Tim Hillison joins us to cover different strategies to stay ahead of emerging go-to-markets trends, leveraging technologies to accelerate GTM efficiency and effectiveness, and share his predictions for next year.
Retro'ing The Future: GTM in 2024 and Beyond
GTM Retro - The last 5-10 years
Throughout the last 5 to 10 years, bringing products to market has been a challenging task due to the relatively few companies with deliberate GTM functions, owners, and defined motions. This phase is often compared to the transformation of a tween becoming a teenager. For context, statistics have shown a significant rise in the number of SaaS companies, from approximately 1200 in 2013 to roughly 30,000 today. Trends have also observed changes in GTM motions from targeting single buyers to managing a buying committee. Buying behavior has adjusted accordingly, with up to thirteen individuals involved in the buying committee. The impact of the pandemic cannot be underestimated as it spurred a full digital transformation in most sectors. The B2B marketing is now a thriving market with technological adoption pacing at an unprecedented rate. The last 5 to 10 years have witnessed simpler times, less rivalry and fewer possibilities. There has been an evolution in the Martech stack and a dramatic shift towards advanced analytics and the use of AI to improve processes.

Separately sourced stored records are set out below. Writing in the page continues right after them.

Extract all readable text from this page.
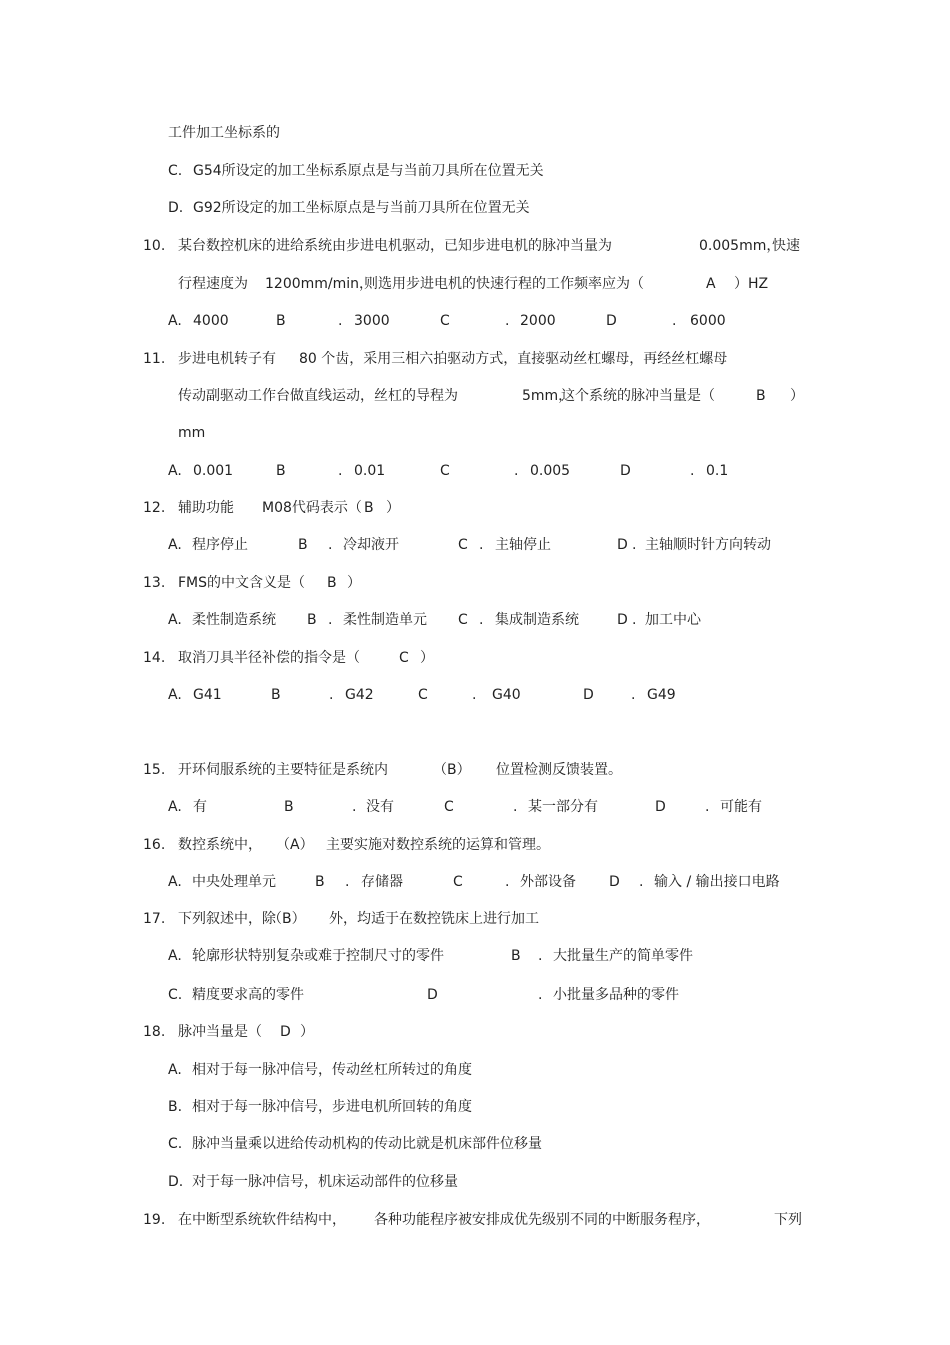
工件加工坐标系的
C. G54所设定的加工坐标系原点是与当前刀具所在位置无关
D. G92所设定的加工坐标原点是与当前刀具所在位置无关
10. 某台数控机床的进给系统由步进电机驱动，已知步进电机的脉冲当量为	0.005mm，
快速
行程速度为 1200mm/min，
则选用步进电机的快速行程的工作频率应为（	A ）HZ
A. 4000	B	. 3000	C	. 2000	D	. 6000
11. 步进电机转子有 80 个齿，采用三相六拍驱动方式，直接驱动丝杠螺母，再经丝杠螺母
传动副驱动工作台做直线运动，丝杠的导程为	5mm，
这个系统的脉冲当量是（	B ）
mm
A. 0.001	B	. 0.01	C	. 0.005	D	. 0.1
12. 辅助功能 M08代码表示（ B ）
A. 程序停止	B . 冷却液开	C . 主轴停止	D . 主轴顺时针方向转动
13. FMS的中文含义是（ B ）
A. 柔性制造系统 B . 柔性制造单元 C . 集成制造系统	D . 加工中心
14. 取消刀具半径补偿的指令是（	C ）
A. G41	B	. G42	C	. G40	D	. G49
15. 开环伺服系统的主要特征是系统内	（B） 位置检测反馈装置。
A. 有	B	. 没有	C	. 某一部分有	D	. 可能有
16. 数控系统中， （A） 主要实施对数控系统的运算和管理。
A. 中央处理单元	B . 存储器	C	. 外部设备 D . 输入 / 输出接口电路
17. 下列叙述中，除
（B） 外，均适于在数控铣床上进行加工
A. 轮廓形状特别复杂或难于控制尺寸的零件	B . 大批量生产的简单零件
C. 精度要求高的零件	D	. 小批量多品种的零件
18. 脉冲当量是（ D ）
A. 相对于每一脉冲信号，传动丝杠所转过的角度
B. 相对于每一脉冲信号，步进电机所回转的角度
C. 脉冲当量乘以进给传动机构的传动比就是机床部件位移量
D. 对于每一脉冲信号，机床运动部件的位移量
19. 在中断型系统软件结构中， 各种功能程序被安排成优先级别不同的中断服务程序，	下列
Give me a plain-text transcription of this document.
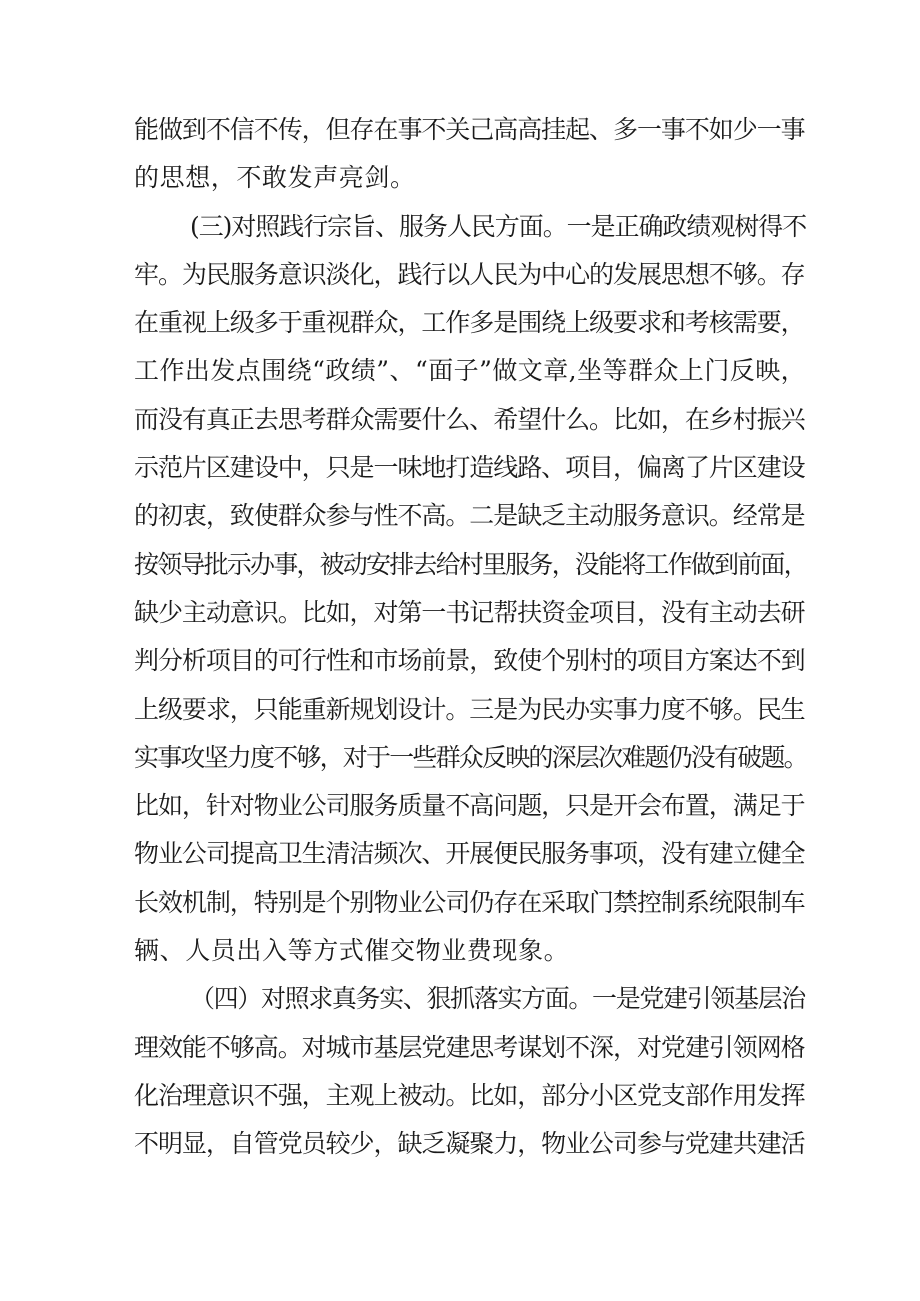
能做到不信不传，但存在事不关己高高挂起、多一事不如少一事
的思想，不敢发声亮剑。

(三)对照践行宗旨、服务人民方面。一是正确政绩观树得不
牢。为民服务意识淡化，践行以人民为中心的发展思想不够。存
在重视上级多于重视群众，工作多是围绕上级要求和考核需要，
工作出发点围绕“政绩”、“面子”做文章,坐等群众上门反映，
而没有真正去思考群众需要什么、希望什么。比如，在乡村振兴
示范片区建设中，只是一味地打造线路、项目，偏离了片区建设
的初衷，致使群众参与性不高。二是缺乏主动服务意识。经常是
按领导批示办事，被动安排去给村里服务，没能将工作做到前面，
缺少主动意识。比如，对第一书记帮扶资金项目，没有主动去研
判分析项目的可行性和市场前景，致使个别村的项目方案达不到
上级要求，只能重新规划设计。三是为民办实事力度不够。民生
实事攻坚力度不够，对于一些群众反映的深层次难题仍没有破题。
比如，针对物业公司服务质量不高问题，只是开会布置，满足于
物业公司提高卫生清洁频次、开展便民服务事项，没有建立健全
长效机制，特别是个别物业公司仍存在采取门禁控制系统限制车
辆、人员出入等方式催交物业费现象。

（四）对照求真务实、狠抓落实方面。一是党建引领基层治
理效能不够高。对城市基层党建思考谋划不深，对党建引领网格
化治理意识不强，主观上被动。比如，部分小区党支部作用发挥
不明显，自管党员较少，缺乏凝聚力，物业公司参与党建共建活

This era also saw the growth adoption of CRM and the rise of content marketing.
Speaker Intro: Tim Hillison
The increasing complexities and growing competition in marketing in recent years have emphasized the importance of strategic measures and alignment across product, sales, and marketing teams. This approach is a vast shift from the previous skill set that primarily emphasized speed and adaptability. Growth marketing, with its emphasis on rapid messaging across various channels, drove the previous era. However, the consolidation of these channels has made it essential for companies to revert to their sound fundamentals. As the channels consolidate, companies will need to tighten their intra-departmental alignment and work more strategically than before. It means not just initiating actions but also driving efficient processes.
Why is GTM broken today?
The conversation starts with an inquiry about the influencers of the existing challenges in the go-to-market process, a focal point that apparently seems broken. Discussing the factors that indicate a broken GTM, the conversation gives reasons such as the intensifying competitive rivalry, the reported failure rate of startups, and the decline in sales velocity. To comprehend the breakdown of the GTM process, it's considered necessary to define the term GTM. For Tim Hillison, GTM is a process that includes insights from product and marketing, sales, and customer success. It's considered a pathway creating a distinctive customer experience. One critical factor identified as a cause for the breakdown in GTM strategies is the lack of ownership of the GTM project. Confusions about ownership and inconsistent processes can lead to a conflicting customer experience. The conversation also emphasizes the role of alignment within the organization as another factor leading towards the breakdown in GTM processes. B2B customers' expectations not being met and high churn rates are other major reasons contributing to the problem.
Biggest drivers in GTM operating motion change, 2023-2024
The conversation moves forward discussing how changes in the last few years, especially since COVID, have significantly impacted how organizations approach their GTM strategies. Companies are reorganizing and changing their GTM structures altogether, mostly due to missed revenue targets, elongated sales cycles, increased cost of sales, and inability to execute due to layoffs. Looking at the new trends, the conversation identifies various pathways to the GTM strategies, including sales led, product led, marketing led, and partner led. The adoption of nearbound and event led strategies are also seen as significant trends in GTM motions. Changing customer behaviour and rising customer acquisition costs have also influenced changes in GTM strategies. The discussion also points out how companies focus on vertical and horizontal solutions to streamline their GTM strategies better.
GTM in 2024 and beyond
Derek Osgood and Tim Hillison discussed their outlook for the future of 'go-to-market' strategies, and how companies adapt to the changing landscape around them. In the past, retracing and learning from past mistakes were highlighted as important learning opportunities. For 2024 and beyond, efficiency will be the focus for most teams, with 71% of CMOs reporting not having enough budget to successfully execute their growth objectives. The need to do more with less, prioritize right initiatives such as repositioning, increasing the depth of messaging, and forming right partnerships are expected to rise in importance. A shift is expected towards unified revenue teams involving separate teams dealing with the marketing, AE pipeline, and SDR pipeline sectors. Artificial Intelligence (AI) will also play a crucial role in enhancing productivity, with applications stretching from content production to market research. The existence of siloed processes among different teams is expected to diminish, with most firms shifting to a more centralized and unified process. Lastly, testing for new compensation and incentive models to bring teams closer together is predicted to occur before the end of 2024.